The 1960 census reveals that the mountain regions are still inhabited largely by the old white stock. Yet while the ethnic complexion has remained unchanged, the effect of continuing poverty and hardship has been to drive people out. During the decade between 1950 and 1960 the fifteen counties of North Carolina’s western tier suffered a population loss of 3.7 per cent, while the major city in the area, Asheville, showed only a slight gain—4.6 per sent. These figures, which are in marked contrast to the national population increase of 18.5 per cent during the same period, indicate a substantial migration of people from the area. In fact, five of the mountain counties lost more than ten per cent of their population between 1950 and 1960, and it has been estimated that as much as one fourth of the entire population may have left the area between the end of World War II and 1965.
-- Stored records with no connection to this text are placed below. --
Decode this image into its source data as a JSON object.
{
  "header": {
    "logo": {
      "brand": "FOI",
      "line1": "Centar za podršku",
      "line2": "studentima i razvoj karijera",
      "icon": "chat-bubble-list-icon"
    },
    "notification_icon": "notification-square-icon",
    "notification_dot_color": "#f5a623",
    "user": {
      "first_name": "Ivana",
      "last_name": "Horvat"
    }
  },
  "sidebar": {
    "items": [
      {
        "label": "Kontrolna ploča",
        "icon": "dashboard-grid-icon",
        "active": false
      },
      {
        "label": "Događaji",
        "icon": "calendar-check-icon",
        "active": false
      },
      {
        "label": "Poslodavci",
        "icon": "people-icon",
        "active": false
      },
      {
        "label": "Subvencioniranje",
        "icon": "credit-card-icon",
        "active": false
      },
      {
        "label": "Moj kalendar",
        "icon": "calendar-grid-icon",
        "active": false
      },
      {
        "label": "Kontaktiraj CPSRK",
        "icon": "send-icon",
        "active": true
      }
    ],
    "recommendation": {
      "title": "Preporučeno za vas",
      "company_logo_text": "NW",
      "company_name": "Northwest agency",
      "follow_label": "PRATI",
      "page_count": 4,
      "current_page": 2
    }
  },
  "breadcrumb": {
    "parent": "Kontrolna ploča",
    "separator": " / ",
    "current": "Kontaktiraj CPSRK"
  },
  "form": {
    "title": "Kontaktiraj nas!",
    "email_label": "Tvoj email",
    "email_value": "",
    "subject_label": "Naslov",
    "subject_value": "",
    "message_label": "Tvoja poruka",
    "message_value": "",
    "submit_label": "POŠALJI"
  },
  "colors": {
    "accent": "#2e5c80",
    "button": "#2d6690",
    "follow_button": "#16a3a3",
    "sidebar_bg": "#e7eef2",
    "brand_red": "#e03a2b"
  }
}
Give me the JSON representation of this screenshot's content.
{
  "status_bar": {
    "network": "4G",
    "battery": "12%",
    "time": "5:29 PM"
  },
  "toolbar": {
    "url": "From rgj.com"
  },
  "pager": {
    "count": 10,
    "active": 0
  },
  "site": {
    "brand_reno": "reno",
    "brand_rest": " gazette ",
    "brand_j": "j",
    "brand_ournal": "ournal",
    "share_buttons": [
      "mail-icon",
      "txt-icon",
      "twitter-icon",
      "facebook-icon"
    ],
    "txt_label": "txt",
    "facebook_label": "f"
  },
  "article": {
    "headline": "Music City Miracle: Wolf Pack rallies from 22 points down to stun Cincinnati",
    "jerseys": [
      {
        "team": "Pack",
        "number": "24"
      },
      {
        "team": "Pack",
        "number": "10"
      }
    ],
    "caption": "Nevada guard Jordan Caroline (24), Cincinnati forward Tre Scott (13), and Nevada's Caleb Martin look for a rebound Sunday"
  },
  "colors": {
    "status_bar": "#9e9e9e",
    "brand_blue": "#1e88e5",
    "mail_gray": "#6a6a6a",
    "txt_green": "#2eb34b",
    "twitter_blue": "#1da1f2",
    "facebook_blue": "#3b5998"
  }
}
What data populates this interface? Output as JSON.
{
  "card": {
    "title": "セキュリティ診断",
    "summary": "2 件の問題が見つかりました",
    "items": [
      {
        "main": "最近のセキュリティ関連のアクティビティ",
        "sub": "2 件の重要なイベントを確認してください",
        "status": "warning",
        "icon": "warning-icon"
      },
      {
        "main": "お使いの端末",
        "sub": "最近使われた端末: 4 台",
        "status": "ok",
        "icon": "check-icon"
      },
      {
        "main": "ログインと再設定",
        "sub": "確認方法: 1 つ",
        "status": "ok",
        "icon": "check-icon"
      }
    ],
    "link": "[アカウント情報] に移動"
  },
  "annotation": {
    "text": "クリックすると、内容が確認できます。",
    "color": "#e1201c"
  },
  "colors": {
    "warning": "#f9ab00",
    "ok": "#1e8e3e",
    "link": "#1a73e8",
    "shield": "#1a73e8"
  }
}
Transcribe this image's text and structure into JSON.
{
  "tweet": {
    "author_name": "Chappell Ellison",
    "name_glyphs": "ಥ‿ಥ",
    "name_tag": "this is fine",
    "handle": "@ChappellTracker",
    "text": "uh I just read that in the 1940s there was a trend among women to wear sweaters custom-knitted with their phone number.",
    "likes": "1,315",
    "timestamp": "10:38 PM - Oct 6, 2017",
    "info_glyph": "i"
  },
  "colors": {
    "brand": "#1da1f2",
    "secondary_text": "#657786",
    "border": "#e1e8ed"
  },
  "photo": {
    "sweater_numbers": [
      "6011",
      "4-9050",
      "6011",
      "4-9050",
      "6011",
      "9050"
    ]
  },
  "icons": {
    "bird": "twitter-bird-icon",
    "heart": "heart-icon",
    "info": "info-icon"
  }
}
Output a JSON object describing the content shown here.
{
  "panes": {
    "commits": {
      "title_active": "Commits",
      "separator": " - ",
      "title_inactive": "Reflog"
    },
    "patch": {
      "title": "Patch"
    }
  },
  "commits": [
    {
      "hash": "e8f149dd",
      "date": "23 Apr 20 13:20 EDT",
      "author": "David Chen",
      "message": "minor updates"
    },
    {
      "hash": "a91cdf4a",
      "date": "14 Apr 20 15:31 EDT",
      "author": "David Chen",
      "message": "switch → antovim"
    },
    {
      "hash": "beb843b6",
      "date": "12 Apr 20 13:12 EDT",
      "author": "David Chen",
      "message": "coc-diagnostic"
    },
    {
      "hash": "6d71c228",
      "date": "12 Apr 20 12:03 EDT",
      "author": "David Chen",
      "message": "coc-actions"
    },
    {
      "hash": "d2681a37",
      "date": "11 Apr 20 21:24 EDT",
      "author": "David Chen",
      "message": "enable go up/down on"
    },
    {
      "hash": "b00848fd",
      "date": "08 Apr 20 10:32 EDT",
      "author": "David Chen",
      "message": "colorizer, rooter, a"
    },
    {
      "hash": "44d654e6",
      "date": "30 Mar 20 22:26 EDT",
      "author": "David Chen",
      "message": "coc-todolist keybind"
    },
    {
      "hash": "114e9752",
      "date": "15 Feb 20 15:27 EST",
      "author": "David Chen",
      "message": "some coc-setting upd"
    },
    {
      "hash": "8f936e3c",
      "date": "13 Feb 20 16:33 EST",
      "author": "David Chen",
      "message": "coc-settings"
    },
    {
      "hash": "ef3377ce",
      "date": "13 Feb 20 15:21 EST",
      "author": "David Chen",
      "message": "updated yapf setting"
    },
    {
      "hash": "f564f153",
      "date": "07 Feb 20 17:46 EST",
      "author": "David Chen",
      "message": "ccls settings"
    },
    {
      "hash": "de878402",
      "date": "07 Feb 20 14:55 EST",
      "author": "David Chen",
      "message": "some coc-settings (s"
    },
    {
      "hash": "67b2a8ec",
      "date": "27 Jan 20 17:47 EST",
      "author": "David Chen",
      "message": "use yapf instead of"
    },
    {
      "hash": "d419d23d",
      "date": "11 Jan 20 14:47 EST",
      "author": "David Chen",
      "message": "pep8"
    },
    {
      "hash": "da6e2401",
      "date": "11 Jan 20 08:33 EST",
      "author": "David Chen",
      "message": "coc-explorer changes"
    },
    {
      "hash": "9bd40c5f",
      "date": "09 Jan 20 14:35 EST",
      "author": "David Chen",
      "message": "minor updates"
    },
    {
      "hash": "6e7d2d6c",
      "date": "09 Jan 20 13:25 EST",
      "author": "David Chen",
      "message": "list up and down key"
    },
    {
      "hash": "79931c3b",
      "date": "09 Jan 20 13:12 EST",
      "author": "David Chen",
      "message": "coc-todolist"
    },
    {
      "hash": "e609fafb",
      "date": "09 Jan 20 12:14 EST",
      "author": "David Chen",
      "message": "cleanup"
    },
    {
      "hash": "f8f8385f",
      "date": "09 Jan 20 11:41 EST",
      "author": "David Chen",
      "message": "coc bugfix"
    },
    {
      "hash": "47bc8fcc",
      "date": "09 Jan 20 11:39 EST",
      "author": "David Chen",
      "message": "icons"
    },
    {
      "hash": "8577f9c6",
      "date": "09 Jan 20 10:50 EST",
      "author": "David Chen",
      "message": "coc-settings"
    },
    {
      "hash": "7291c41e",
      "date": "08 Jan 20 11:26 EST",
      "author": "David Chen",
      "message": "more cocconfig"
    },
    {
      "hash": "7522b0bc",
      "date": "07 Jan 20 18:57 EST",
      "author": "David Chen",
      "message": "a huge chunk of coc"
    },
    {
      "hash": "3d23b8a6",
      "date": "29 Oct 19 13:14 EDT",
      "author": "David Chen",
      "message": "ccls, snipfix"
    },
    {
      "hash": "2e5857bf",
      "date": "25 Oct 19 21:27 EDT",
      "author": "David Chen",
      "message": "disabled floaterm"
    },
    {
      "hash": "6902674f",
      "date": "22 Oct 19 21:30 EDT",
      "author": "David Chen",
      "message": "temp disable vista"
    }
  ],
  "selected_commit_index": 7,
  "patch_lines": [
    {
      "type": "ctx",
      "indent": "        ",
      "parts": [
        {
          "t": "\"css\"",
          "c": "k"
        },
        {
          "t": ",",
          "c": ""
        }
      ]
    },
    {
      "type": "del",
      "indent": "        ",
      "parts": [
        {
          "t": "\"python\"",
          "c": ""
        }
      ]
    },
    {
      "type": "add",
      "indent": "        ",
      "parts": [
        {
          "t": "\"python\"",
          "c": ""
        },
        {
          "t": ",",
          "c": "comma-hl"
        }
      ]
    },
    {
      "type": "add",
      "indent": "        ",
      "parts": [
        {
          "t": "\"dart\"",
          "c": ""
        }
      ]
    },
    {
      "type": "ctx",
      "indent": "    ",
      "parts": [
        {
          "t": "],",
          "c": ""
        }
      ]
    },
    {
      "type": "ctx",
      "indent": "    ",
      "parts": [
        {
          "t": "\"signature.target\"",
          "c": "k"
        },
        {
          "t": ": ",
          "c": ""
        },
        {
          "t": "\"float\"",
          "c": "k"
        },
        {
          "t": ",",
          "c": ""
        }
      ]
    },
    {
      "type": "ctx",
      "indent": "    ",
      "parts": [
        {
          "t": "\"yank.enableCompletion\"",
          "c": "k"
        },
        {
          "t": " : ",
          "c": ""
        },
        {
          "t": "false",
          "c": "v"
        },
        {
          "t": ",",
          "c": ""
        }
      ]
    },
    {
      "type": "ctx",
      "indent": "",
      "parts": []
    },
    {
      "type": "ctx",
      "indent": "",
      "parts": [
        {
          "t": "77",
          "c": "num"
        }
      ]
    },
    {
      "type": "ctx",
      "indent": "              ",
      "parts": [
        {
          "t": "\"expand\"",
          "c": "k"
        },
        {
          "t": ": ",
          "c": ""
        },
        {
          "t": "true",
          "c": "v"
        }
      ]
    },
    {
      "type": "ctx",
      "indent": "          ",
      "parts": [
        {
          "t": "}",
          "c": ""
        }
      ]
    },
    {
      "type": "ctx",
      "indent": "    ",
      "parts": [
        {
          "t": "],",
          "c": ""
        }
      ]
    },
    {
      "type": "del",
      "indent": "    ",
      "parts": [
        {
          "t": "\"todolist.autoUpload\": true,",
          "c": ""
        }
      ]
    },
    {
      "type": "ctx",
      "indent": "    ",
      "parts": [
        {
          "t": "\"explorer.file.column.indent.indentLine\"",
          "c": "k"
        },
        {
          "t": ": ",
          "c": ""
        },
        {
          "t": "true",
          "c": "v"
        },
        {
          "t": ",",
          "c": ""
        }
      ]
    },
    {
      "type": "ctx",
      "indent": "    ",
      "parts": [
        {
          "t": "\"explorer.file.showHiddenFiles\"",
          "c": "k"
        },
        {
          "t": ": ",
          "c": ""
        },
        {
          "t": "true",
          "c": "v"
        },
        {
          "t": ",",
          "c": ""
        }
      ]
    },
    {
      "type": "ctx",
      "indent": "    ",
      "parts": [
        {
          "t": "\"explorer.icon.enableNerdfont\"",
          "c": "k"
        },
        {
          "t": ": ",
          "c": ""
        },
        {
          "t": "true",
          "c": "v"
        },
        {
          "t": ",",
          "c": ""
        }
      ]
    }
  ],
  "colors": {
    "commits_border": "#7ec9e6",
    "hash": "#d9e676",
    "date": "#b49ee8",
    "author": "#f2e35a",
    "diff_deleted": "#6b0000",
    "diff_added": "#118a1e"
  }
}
Unfortunately, those who left were often the young and ambitious, those with higher than average intelligence and initiative. Many of them moved to nearby urban centers—Winston-Salem, Greensboro, Charlotte, or Columbia, South Carolina—where factory jobs beckoned. Others went father—to Cincinnati and Chicago, two cities that were cited in 1960 as having “hillbilly slums.” Tragically, many of those seeking opportunity in the cities found none, for there was already unemployment there, and thier skills were often woefully inadequate. In the long term—months, years, possibly a generation—the experience of other migrants would suggest that these regional moves will eventually produce produce some, if not all, of the results the people sought when they left their traditional homes; but on the basis of their prior two-hundred-year history, it would be rash to predict that the people of the southern mountains will adjust easily ofr readily to life in the outside world.